好像……,也沒有拿刀!
全吳笛連連埋怨自己粗心大意。
這可怎麼切涼皮呢?
左右環顧。
秋月實在忍不住,問道,“全姑娘在找什麼呢?”
越王府的規矩,主人不動問,下人不能隨便多事,所以即使是半夜被叫醒燒水做涼皮,秋月她們也沒有問過一句,做事就是了。
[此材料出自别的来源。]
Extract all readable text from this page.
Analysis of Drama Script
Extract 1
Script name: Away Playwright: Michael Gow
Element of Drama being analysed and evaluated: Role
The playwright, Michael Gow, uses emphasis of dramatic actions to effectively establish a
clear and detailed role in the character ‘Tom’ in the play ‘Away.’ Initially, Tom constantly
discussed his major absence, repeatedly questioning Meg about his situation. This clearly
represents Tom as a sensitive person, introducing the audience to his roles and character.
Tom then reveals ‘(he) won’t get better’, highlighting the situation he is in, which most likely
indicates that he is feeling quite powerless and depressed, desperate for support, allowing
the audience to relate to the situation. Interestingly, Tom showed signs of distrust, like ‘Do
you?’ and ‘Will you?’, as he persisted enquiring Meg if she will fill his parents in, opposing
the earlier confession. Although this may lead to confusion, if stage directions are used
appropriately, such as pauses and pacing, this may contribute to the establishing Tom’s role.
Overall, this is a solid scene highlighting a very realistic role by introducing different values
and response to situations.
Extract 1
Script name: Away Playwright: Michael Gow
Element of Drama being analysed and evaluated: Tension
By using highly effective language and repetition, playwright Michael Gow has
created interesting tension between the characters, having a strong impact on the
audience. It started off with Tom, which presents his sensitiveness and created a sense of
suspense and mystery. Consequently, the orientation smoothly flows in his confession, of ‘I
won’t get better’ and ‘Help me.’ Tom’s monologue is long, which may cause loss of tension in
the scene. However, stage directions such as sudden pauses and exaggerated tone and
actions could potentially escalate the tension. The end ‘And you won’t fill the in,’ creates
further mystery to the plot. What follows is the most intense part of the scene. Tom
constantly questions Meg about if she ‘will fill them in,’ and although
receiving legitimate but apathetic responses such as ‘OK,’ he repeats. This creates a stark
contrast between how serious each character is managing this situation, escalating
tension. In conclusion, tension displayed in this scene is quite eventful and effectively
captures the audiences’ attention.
這時看全吳笛就是在找什麼東西,覺得不會有什麼妨礙才開口詢問。
“我需要一把刀。最好是菜刀。”全吳笛自怨自艾。“我感覺我的腦子一定是被豬吃了。”
可惜,秋月等人聽不懂她的自嘲。
冷場中……
此時,一個有點熟悉的臉龐映入全吳笛眼簾。
“哎!那個……”全吳笛忽然記不得他的名字。“陸……陸大哥!”
陸慕容立在人群後,但因為比彆人高不少,所以還是被全吳笛看到了。
陸慕容分開眾人走了進來。
“宗……,全姑娘這是做什麼呢?”陸慕容想起昨天令狐越赤裸裸的威脅,生生改口。
對比陸慕容神情暗淡,全吳笛卻是滿臉的興高采烈。“能遇到你太好了!你有匕首嗎?”
練武之人不是都要藏一把削鐵如泥的匕首防身嗎?
陸慕容勉強打點精神,努力把所有憐惜,想要親近的情感隱藏起來。“全……姑娘,要匕首做什麼?”
“哎呀!你有沒有啊?陸大哥?”全吳笛心急。
心說,這陸帥哥有點墨跡。
陸慕容從腰裡掏出一把匕首,看著很是精致。
全吳笛忙不迭的接過來,拔出來一看,的確是一把好匕首。
雖然全吳笛對冷兵器什麼都不懂,但和她以前買的水果刀啊菜刀什麼的不可同日而語。
寒光冷冽,能清楚映出人的眉眼,都可以當鏡子照了。
全吳笛一指一旁桌椅,“陸大哥坐。我給你弄份涼皮吃。”
說著,就來到桌前,準備給陸慕容,秋月她們一人切一份涼皮。
剛舉起匕首,準備開切。
自己拿匕首的手腕被抓住了。
扭頭,是陸慕容。“怎麼了?陸大哥。”
“你是要用匕首切吃食嗎?”雖然陸慕容也不知道這是何種吃食,但現在實在沒心情問。
“對啊,陸大哥,你知道這是什麼嗎?這是涼皮,現在你們越國是不是沒有這個,哈哈……”
怎麼樣,我厲害吧,能發明一種全新的食物。
全吳笛等著陸帥哥的讚美。然後就這樣回答他。
可是,陸慕容完全興趣缺缺,隻是盯著他手裡的匕首,“這個不能切吃食。”
全吳笛呆住。“為什麼?”
陸慕容艱難開口,“沒有為什麼,就是不能。”
全吳笛心裡很窩火,雖然自己有求於他,雖然老話說得好,幫是人情,不幫是本分。
還說是我屬下呢,用一下你的匕首都不讓。
果然人走茶涼,落架的宗主不如雞。
嗯?
不對不對……
我怎麼會把什麼宗主讓位給這樣一個人!
這才卸任幾天,就鼻孔朝天,看不起退休領導了。——而且還是自己一手提拔的。
全吳笛心中嗤鼻,臉上不動聲色。
畢竟全吳笛的人生信條是,記住對你好的人,忘記對你壞的人,人生苦短,何必執著。
全吳笛笑容滿麵,看似毫不著惱,雙手越發恭恭敬敬的把匕首還鞘,遞還給他。
心裡已決定和這人分道揚鑣,一輩子井水不犯河水。